Monday, May 31, 2010

Annie's Laying!

I really was wondering if Annie would ever lay again, having stopped for her annual moult about six weeks ago. In her first season, she often laid soft-shelled eggs, indicating a problem with her ability to form them. (It is also a sign of calcium deficiency, but with scratch mix always available and Lizzie's eggs always fine, I knew this was not our problem.) Lizzie has been laying daily for the last two weeks; before that, every second day for about a fortnight. On Friday, however, we found this:

Annie lays long chalk-white eggs that are noticeably smaller than Lizzie's. She has laid two so far, with a rest-day in between. I'm hoping that another egg will appear tomorrow.

I bought organic eggs during the moult, but I have to tell you that they still aren't as nice as a fresh, home-grown egg, even though the yolk is a better colour than you get with battery eggs.

Sunday, May 30, 2010

The Dancing Leaf

A bright yellow mulberry leaf caught my eye as it danced in the air. But this one stayed in mid-air instead of spiralling to the ground. A mystery!

It was balanced on the point of a Wild Iris leaf and continued to flutter as I came closer.

It was only when I came up to it that I realised that the leaf had been speared through the heart. How often does this happen?

Friday, May 21, 2010

Winter Evening

It's still early winter here, and all the plants seem sleepy in the evening light.

This reddish tint is not the light: it is Red Pak Choy, just about ready for stir-fry.

Broad beans coming up with celery and parsley -- a typical scene in my deliberately disordered vegetable patch.

I am not sure what to do with my Brandywines -- they're still flowering, but I doubt even the big fruit will have a chance to ripen. Should I pull them, hang up the vines and wait? Or turn them into fried green tomatoes?

Lizzie and Annie have been escaping from their winter quarters, so I had to improve the security today. Turned out that Lizzie was squeezing through a gap in the netting -- that's where the board is.

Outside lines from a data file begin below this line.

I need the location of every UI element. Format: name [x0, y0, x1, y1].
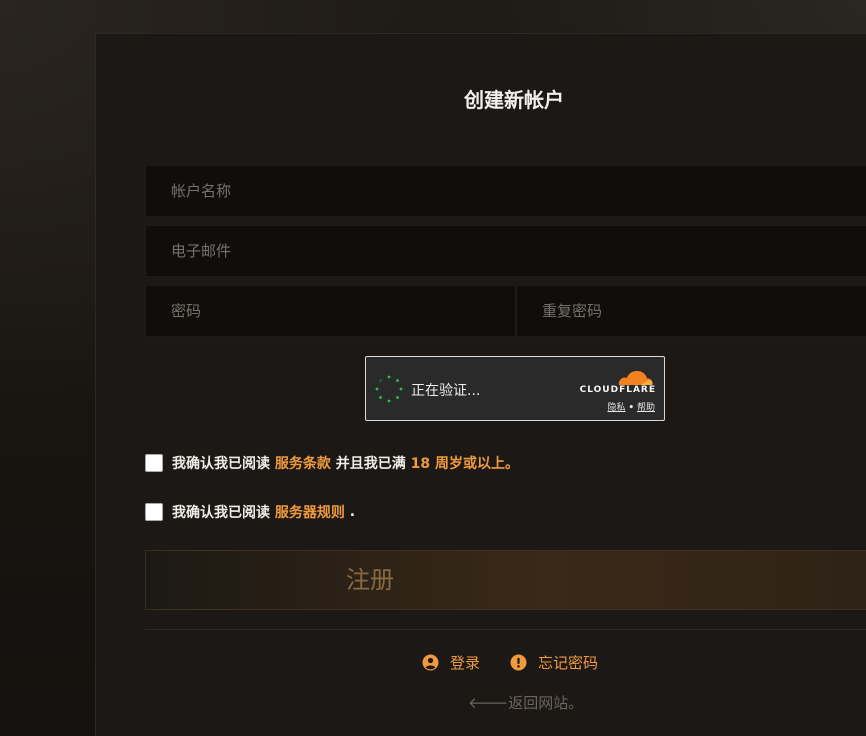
terms-age: 18 周岁或以上。	[410, 456, 519, 472]
captcha-links: 隐私 • 帮助	[607, 400, 655, 413]
captcha-status: 正在验证...	[411, 383, 481, 399]
page: 创建新帐户 帐户名称 电子邮件 正在验证... CLOUDFLARE 隐私 • …	[0, 0, 866, 736]
rules-suffix: .	[349, 504, 356, 520]
divider	[145, 629, 866, 630]
repeat-password-field	[516, 285, 866, 337]
rules-prefix: 我确认我已阅读	[172, 505, 270, 521]
server-rules-link[interactable]: 服务器规则	[275, 502, 345, 522]
terms-middle: 并且我已满	[335, 456, 406, 472]
register-button-label: 注册	[346, 566, 394, 594]
terms-prefix: 我确认我已阅读	[172, 456, 270, 472]
captcha-privacy-link[interactable]: 隐私	[607, 403, 625, 413]
cloudflare-captcha[interactable]: 正在验证... CLOUDFLARE 隐私 • 帮助	[365, 356, 665, 421]
register-button[interactable]: 注册	[145, 550, 866, 610]
terms-agreement-row: 我确认我已阅读 服务条款 并且我已满 18 周岁或以上。	[145, 452, 519, 474]
register-panel: 创建新帐户 帐户名称 电子邮件 正在验证... CLOUDFLARE 隐私 • …	[95, 33, 866, 736]
password-field	[145, 285, 516, 337]
spinner-icon	[375, 375, 403, 403]
captcha-help-link[interactable]: 帮助	[637, 403, 655, 413]
cloudflare-brand: CLOUDFLARE	[579, 385, 656, 395]
password-input[interactable]	[146, 286, 515, 336]
terms-of-service-link[interactable]: 服务条款	[275, 453, 331, 473]
user-circle-icon	[422, 654, 439, 671]
bottom-links: 登录 忘记密码	[422, 652, 598, 673]
captcha-link-separator: •	[628, 403, 635, 413]
repeat-password-input[interactable]	[517, 286, 866, 336]
arrow-left-icon: 🡐	[468, 694, 509, 712]
page-title: 创建新帐户	[464, 88, 564, 112]
account-name-input[interactable]	[146, 166, 866, 216]
email-input[interactable]	[146, 226, 866, 276]
back-to-site-link[interactable]: 🡐返回网站。	[468, 692, 583, 713]
rules-agreement-row: 我确认我已阅读 服务器规则 .	[145, 501, 355, 523]
exclamation-circle-icon	[510, 654, 527, 671]
account-name-field	[145, 165, 866, 217]
rules-checkbox[interactable]	[145, 503, 163, 521]
login-label: 登录	[450, 654, 481, 672]
email-field	[145, 225, 866, 277]
login-link[interactable]: 登录	[422, 652, 480, 673]
back-to-site-label: 返回网站。	[508, 694, 584, 712]
terms-checkbox[interactable]	[145, 454, 163, 472]
forgot-password-label: 忘记密码	[538, 654, 599, 672]
forgot-password-link[interactable]: 忘记密码	[510, 652, 598, 673]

My husband had to cut the wattle back (to the right you can see one of the Parramatta Wattles which grew bigger than expected) so that it wasn't blocking quite so much light to the solar hot water system.

Cutting back the wattle led to cutting back the mulberry tree. We are planning to make a teepee or something with the branches, once the leaves fall off.

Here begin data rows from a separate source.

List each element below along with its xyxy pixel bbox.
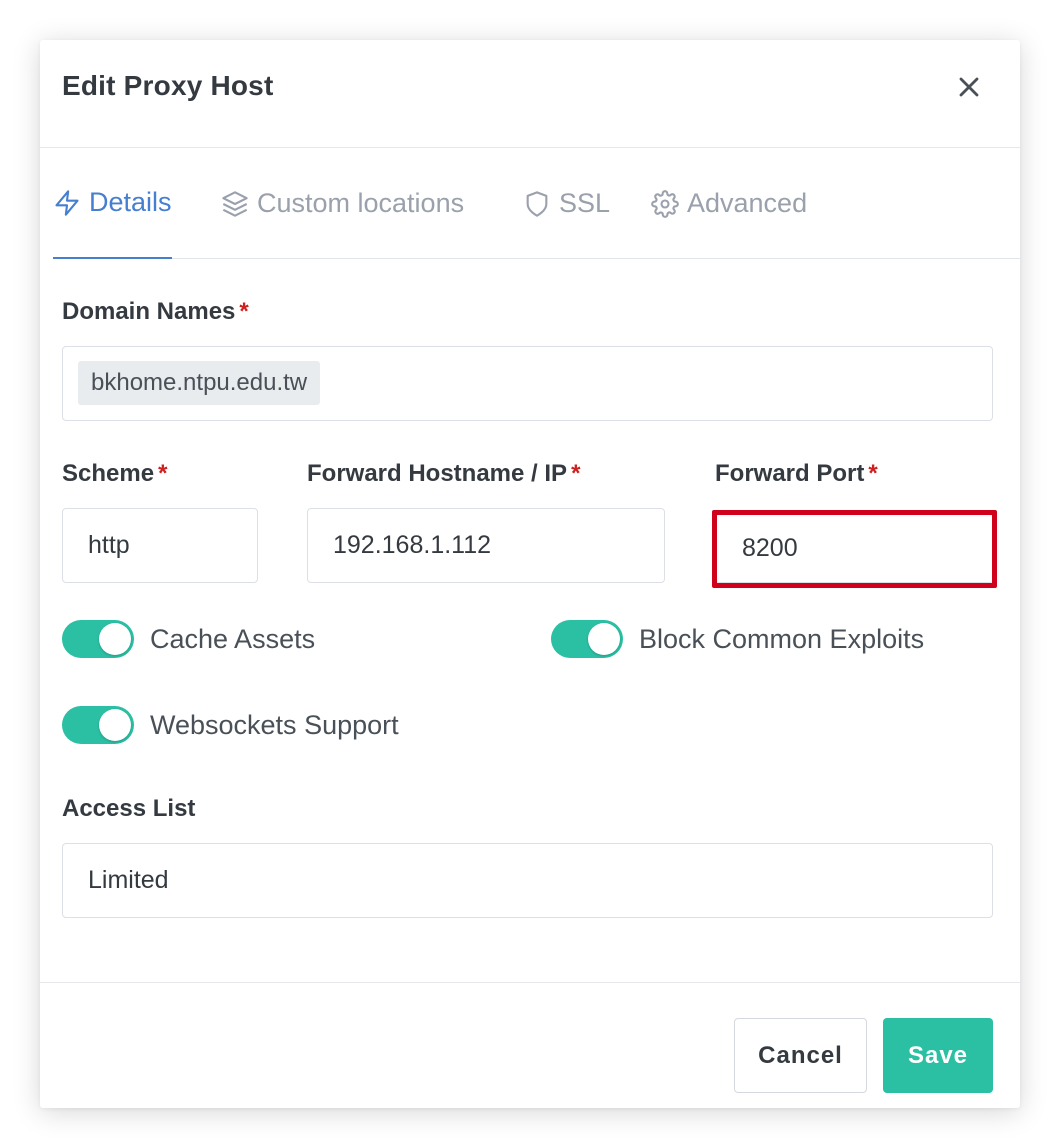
required-mark: * (158, 460, 168, 487)
domain-names-input[interactable]: bkhome.ntpu.edu.tw (62, 346, 993, 421)
forward-port-value: 8200 (742, 534, 798, 562)
toggle-block-common-exploits[interactable]: Block Common Exploits (551, 620, 924, 658)
tab-custom-locations[interactable]: Custom locations (221, 148, 464, 259)
scheme-select[interactable]: http (62, 508, 258, 583)
layers-icon (222, 190, 248, 217)
label-text: Forward Hostname / IP (307, 460, 568, 487)
save-button[interactable]: Save (883, 1018, 993, 1093)
domain-names-label: Domain Names * (62, 298, 249, 326)
tab-bar: Details Custom locations SSL Advanced (53, 148, 1020, 259)
forward-hostname-input[interactable]: 192.168.1.112 (307, 508, 665, 583)
shield-icon (526, 190, 548, 217)
toggle-websockets-support[interactable]: Websockets Support (62, 706, 399, 744)
access-list-value: Limited (88, 866, 169, 894)
tab-details[interactable]: Details (53, 148, 172, 259)
cancel-button[interactable]: Cancel (734, 1018, 867, 1093)
switch[interactable] (551, 620, 623, 658)
toggle-label: Cache Assets (150, 623, 316, 654)
toggle-label: Block Common Exploits (639, 623, 925, 654)
tab-label: Details (89, 187, 172, 217)
switch[interactable] (62, 620, 134, 658)
forward-port-label: Forward Port * (715, 460, 878, 488)
switch[interactable] (62, 706, 134, 744)
switch-knob (99, 623, 131, 655)
required-mark: * (868, 460, 878, 487)
tab-ssl[interactable]: SSL (523, 148, 610, 259)
tab-advanced[interactable]: Advanced (651, 148, 807, 259)
label-text: Forward Port (715, 460, 865, 487)
gear-icon (651, 189, 679, 218)
forward-hostname-label: Forward Hostname / IP * (307, 460, 580, 488)
tab-label: SSL (559, 188, 611, 218)
label-text: Access List (62, 795, 196, 822)
scheme-value: http (88, 531, 130, 559)
tab-label: Advanced (687, 188, 808, 218)
domain-chip[interactable]: bkhome.ntpu.edu.tw (78, 361, 321, 405)
label-text: Scheme (62, 460, 155, 487)
forward-port-input[interactable]: 8200 (715, 514, 994, 583)
required-mark: * (239, 298, 249, 325)
toggle-cache-assets[interactable]: Cache Assets (62, 620, 315, 658)
label-text: Domain Names (62, 298, 236, 325)
scheme-label: Scheme * (62, 460, 167, 488)
access-list-select[interactable]: Limited (62, 843, 993, 918)
edit-proxy-host-modal: Edit Proxy Host Details Custom locations (40, 40, 1020, 1108)
modal-footer: Cancel Save (40, 982, 1020, 1108)
modal-title: Edit Proxy Host (62, 70, 274, 101)
forward-hostname-value: 192.168.1.112 (333, 531, 492, 559)
required-mark: * (571, 460, 581, 487)
switch-knob (99, 709, 131, 741)
close-icon (959, 77, 979, 97)
toggle-label: Websockets Support (150, 709, 399, 740)
close-button[interactable] (952, 70, 986, 104)
switch-knob (588, 623, 620, 655)
access-list-label: Access List (62, 795, 195, 823)
modal-header: Edit Proxy Host (40, 40, 1020, 148)
tab-label: Custom locations (257, 188, 465, 218)
bolt-icon (55, 189, 79, 216)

Thyme and sage in the 1950s fake log trough (including frog) which I found in the garden when we moved here. So much of my life in the background: the washing, the chook dome...

Monday, May 10, 2010

Our Visit to Glen Innes

A while ago, we had a family trip to Glen Innes to visit an elderly relative -- isn't it amazing to think of my children having a great-great-uncle? My husband's family come from this area so we took a look at various places that his relatives had lived in (and hunted for graves in the cemetery) as well as doing touristy things like visiting the Standing Stones.

We stayed at a farm again, this time Sharron Park, a little south of Glen Innes.

The friendly Crosby family gave us rooms in the original part of their farmhouse. I liked their garden, which mixed various textures beautifully. I am not particularly fond of New Zealand Flax, but I loved this balanced arrangement. Below is the view from our window.

When I was exploring the garden the next morning (we arrived after dark), a friendly face greeted me. I think I was a disappointment -- no sugar!

I have to tell you about the silver service breakfast, presented on an array of antique and vintage crockery. Fresh fruit, fruit compote (I particularly liked the family recipe for Dutch Apple), yoghurt, cereals. Then in came the hot course: beef sausages from their own meat, scrambled eggs from their own chooks, and grilled tomato from the vegetable patch. After we had indulged ourselves, we went exploring. A little later in the morning, we went on a tour of the property.

Here are some of the stock: happy Herefords. I was impressed by how well-wooded New England still was; the Riverina has considerably less tree cover.

Our informative tour took us around the farm and included a hunt for a problem in the electric fencing (which fortunately turned out to be a loose wire rather than a break, probably knocked by a bounding kangaroo). At this time of year the cows were all in calf. We also went out into the old stock route which adjoins the property. These days, the stock routes can be leased for grazing. They are reverting to bush a bit now, and are a good place to find kangaroos. We spotted a couple. Here is one, see it?

No? But it's right in the middle!

Here is another relic of the droving days, part of a temporary yard used when two herds were close to each other.

I would love to show you more, but I've been wrestling with Blogger's picture uploader for over a fortnight with this post, and I've had enough. But if you have the chance to tour this beautiful part of NSW, take it.